How we calculate this
BMR is estimated with the Mifflin–St Jeor equation: 10×kg + 6.25×cm − 5×age + 5 for men, and the same minus 161 for women. Estimates only; not medical advice.
Sources
Frequently asked questions
What is BMR?
Basal Metabolic Rate is the number of calories your body burns at complete rest to sustain essential functions — breathing, circulation, temperature regulation, and cell repair. It typically accounts for 60–70% of your total daily calorie expenditure.
How is BMR calculated?
This calculator uses the Mifflin–St Jeor equation, which research has found to be among the most accurate for most adults. For men: 10×kg + 6.25×cm − 5×age + 5. For women: the same formula minus 161. The result is your resting calorie burn in calories per day.
What is the difference between BMR and TDEE?
BMR is the calories your body needs at complete rest. TDEE (Total Daily Energy Expenditure) is your BMR multiplied by an activity factor that accounts for daily movement and exercise. TDEE is always higher than BMR and represents your actual daily calorie burn.
How do I use my BMR to set a calorie goal?

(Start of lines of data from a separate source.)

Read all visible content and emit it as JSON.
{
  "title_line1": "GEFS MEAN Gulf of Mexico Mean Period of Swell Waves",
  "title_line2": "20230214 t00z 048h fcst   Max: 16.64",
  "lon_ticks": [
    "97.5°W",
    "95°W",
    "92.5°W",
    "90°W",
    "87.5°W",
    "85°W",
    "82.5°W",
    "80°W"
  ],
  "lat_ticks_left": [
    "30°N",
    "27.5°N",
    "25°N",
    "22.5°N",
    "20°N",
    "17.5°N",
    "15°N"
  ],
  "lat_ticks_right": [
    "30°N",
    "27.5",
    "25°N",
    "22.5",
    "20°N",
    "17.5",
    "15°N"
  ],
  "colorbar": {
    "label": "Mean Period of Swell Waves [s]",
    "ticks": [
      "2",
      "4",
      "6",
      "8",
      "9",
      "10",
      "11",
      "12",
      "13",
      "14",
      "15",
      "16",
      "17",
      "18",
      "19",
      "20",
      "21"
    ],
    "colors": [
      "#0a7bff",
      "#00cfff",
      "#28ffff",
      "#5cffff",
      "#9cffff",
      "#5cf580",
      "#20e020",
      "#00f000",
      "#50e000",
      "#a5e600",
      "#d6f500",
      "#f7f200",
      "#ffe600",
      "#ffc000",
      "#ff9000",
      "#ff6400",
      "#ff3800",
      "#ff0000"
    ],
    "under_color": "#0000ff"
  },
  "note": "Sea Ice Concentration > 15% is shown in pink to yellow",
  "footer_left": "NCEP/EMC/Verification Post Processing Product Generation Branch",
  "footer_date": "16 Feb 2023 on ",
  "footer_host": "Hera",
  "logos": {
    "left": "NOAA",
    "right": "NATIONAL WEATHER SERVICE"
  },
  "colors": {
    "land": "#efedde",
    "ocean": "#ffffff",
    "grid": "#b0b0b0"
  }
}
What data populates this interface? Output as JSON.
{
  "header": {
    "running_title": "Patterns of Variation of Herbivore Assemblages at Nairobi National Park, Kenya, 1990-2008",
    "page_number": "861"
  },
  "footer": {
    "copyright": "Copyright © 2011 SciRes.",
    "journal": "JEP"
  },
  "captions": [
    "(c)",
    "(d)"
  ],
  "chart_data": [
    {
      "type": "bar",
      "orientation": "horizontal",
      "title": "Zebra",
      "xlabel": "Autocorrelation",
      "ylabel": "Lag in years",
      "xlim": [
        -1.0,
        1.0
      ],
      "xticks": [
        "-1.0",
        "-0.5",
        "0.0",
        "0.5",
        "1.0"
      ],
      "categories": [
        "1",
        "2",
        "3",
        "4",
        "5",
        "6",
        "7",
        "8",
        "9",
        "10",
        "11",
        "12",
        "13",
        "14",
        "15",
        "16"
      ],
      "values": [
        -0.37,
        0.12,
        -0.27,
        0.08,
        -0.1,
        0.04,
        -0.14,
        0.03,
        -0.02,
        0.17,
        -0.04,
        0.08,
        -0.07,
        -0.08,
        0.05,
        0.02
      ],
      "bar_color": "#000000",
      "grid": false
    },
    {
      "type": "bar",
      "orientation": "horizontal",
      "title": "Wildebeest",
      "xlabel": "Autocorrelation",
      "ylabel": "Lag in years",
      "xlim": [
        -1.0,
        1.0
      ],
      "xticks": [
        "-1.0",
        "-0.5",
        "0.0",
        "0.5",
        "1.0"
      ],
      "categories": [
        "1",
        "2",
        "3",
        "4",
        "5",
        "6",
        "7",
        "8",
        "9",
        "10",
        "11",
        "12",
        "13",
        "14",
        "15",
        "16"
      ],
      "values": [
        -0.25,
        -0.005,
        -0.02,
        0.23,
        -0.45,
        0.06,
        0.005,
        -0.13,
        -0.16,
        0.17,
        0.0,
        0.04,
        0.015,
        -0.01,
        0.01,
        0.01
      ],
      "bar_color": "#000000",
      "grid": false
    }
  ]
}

BMR alone is rarely the right target — almost everyone burns more than BMR through daily life. Use your TDEE (BMR × activity factor) as your maintenance level, then eat below it to lose weight or above it to gain. Our calorie and TDEE calculators make this step easy.
Does BMR change over time?
Yes. BMR decreases with age and with loss of muscle mass, because muscle tissue burns more calories at rest than fat tissue does. Regular resistance training helps preserve lean mass and keep BMR from declining as quickly as it otherwise would.
Is the Mifflin–St Jeor equation accurate for everyone?
It is accurate within roughly 10% for most healthy adults, but it can be less precise for very lean, very muscular, or very obese individuals. People with thyroid disorders or other metabolic conditions may also see bigger deviations. Treat the result as a reliable estimate, not a precise measurement.
What is the Harris–Benedict equation and how does it compare?
Harris–Benedict (1919, revised 1984) is an older BMR formula that tends to overestimate calorie needs by about 5% compared to Mifflin–St Jeor. Most nutrition professionals and dietitians now prefer Mifflin–St Jeor because a 2005 comparison found it to be more accurate for a broader population.